- Soumith Chintala departs Meta and joins Mira Murati’s Thinking Machines Lab.
- Reports indicate rapid hiring, significant funding aims, and an initial tool, Tinker, in pilot testing.
- PyTorch’s open-source footprint grows, with widespread adoption and a landmark NeurIPS paper.
- DeepLearning.AI launches a PyTorch Professional Certificate on Coursera to upskill developers.
The AI world is watching a pivotal transition as PyTorch’s co-creator Soumith Chintala leaves Meta to join Thinking Machines Lab, a new venture founded by former OpenAI CTO Mira Murati. The move underscores the pace at which leading researchers are reshaping teams and priorities across the industry.
Beyond the headlines, the change signals evolving strategies around the framework that many researchers and engineers rely on daily. With , leadership changes may reflect a shift toward broader community stewardship and fresh directions in product development and research collaboration.
Leadership shifts around PyTorch

After over a decade helping to shape Meta’s AI infrastructure, Soumith Chintala announced in early November 2025 that he would step down from PyTorch leadership and depart the company. Shortly after, he confirmed he had joined Thinking Machines Lab, citing the strength of the team and a desire to build new things.
Chintala’s path has been widely cited as an inspiration: from Hyderabad and VIT to co-founding PyTorch in 2016, turning a research-centric toolkit into a standard that now powers cutting-edge work across labs, startups, and large enterprises.
Under his stewardship, PyTorch evolved from an experimental favorite into a production-ready platform. The framework’s growth, governance, and community contributions cemented its role as a cornerstone of modern machine learning workflows.
His exit arrives amid broader realignments at major AI organizations. While specifics vary by report, the common thread is clear: teams and roadmaps are being re-tuned to compete in an era defined by model scale, data pipelines, and deployment at global footprint.
Thinking Machines’ goals, hiring, and early product signals
Mira Murati established Thinking Machines Lab with a focus on what she describes as collaborative general intelligence. The group’s north star is building multimodal systems for natural human interaction, with an emphasis on responsible and scalable research-to-product pathways.
Reports point to substantial investor interest: an earlier $2 billion seed round has been widely discussed, alongside talks referencing a potential valuation in the $50-$60 billion range. Hiring appears brisk, reflecting the race to assemble cross-disciplinary talent spanning infrastructure, research, and product.
The startup’s first tool, Tinker, has been described as a system to simplify the fine-tuning of large language models. Early pilots at institutions like Princeton and Stanford and trials with initial enterprise users suggest a measured rollout as the team iterates with real-world feedback.
Multiple reports also highlight prominent recruits and advisors across the industry, indicating that Thinking Machines is building a deep bench to accelerate development amid intense competition for expertise.
PyTorch’s open-source footprint keeps expanding
PyTorch has become a platform of choice for research and production, with usage cited in well over 150,000 public projects. Its impact is visible across computer vision, NLP, and generative modeling, where rapid prototyping and flexible deployment are essential.
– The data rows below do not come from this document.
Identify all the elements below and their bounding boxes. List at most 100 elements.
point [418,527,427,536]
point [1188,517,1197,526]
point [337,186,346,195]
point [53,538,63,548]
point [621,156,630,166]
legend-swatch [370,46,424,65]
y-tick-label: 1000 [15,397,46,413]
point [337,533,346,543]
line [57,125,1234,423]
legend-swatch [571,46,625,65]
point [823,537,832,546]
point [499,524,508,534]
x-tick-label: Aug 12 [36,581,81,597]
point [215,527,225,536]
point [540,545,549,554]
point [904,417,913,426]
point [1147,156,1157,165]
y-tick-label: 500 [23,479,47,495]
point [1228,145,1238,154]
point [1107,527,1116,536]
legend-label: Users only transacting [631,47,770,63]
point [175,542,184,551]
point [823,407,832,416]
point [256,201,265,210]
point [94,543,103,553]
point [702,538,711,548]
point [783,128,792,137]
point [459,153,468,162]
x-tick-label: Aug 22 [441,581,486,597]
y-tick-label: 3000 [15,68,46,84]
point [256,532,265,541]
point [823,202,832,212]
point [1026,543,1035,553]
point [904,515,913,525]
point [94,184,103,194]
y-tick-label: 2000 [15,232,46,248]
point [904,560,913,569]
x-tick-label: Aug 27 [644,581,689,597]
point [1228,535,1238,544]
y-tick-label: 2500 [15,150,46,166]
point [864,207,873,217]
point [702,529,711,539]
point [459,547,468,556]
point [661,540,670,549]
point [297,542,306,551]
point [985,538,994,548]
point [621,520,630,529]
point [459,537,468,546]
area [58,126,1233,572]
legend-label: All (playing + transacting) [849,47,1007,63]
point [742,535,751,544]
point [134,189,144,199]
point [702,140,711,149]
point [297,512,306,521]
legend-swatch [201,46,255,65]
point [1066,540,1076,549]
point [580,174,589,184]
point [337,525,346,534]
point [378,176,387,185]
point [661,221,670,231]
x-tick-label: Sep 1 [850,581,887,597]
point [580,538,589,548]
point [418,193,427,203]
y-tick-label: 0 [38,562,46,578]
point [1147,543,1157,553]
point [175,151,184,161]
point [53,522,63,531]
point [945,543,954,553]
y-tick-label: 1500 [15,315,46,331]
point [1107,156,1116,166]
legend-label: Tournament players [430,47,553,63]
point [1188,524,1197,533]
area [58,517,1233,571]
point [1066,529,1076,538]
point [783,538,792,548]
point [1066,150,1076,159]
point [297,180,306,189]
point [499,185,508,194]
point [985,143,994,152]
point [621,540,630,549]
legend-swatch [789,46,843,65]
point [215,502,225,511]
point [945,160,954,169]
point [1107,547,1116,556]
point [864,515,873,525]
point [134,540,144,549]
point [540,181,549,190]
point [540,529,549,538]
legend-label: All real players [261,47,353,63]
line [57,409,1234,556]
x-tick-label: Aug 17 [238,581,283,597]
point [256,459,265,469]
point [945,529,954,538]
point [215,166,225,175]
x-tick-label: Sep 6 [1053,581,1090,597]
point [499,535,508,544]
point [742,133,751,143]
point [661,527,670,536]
A notable milestone was PyTorch’s first full paper at NeurIPS (2019), authored by Adam Paszke and collaborators, documenting core design choices through version 0.4. That work codified the framework’s principles and helped unify a growing ecosystem of libraries and tools.
From the PyTorch Foundation’s governance to vibrant community contributions, the framework’s trajectory illustrates how open-source collaboration scales when research, infrastructure, and education align around shared goals.
Education push: a new PyTorch Professional Certificate
DeepLearning.AI announced the PyTorch for Deep Learning Professional Certificate on Coursera, guided by Laurence Moroney. The curriculum focuses on how to build, train, and deploy PyTorch models, aiming to make practical deep learning more accessible to a wider audience.
For learners and teams, this type of structured pathway can compress the time it takes to go from fundamentals to production. By standardizing hands-on projects and best practices, the certificate broadens the talent pipeline and supports organizations that are formalizing their MLOps stacks around PyTorch.
How the ecosystem could evolve from here
As Thinking Machines ramps up and other labs double down on infrastructure, the PyTorch community stands to benefit from renewed focus on efficiency, tooling, and distributed training. The next phase will likely feature tighter loops between research and deployment, with an eye on safety and reliability.
Meanwhile, the developer community keeps pushing boundaries with projects that blend rigor and accessibility. Educational write-ups and implementations—from foundational tutorials to end-to-end guides on building StyleGAN in PyTorch—continue to lower barriers for practitioners at every level.
With a proven track record in open-source and a growing slate of training resources, PyTorch is positioned to remain a central pillar in AI development. The combination of experienced leadership joining new ventures, sustained community energy, and formal education pathways suggests a cycle of innovation that feeds both experimentation and real-world adoption.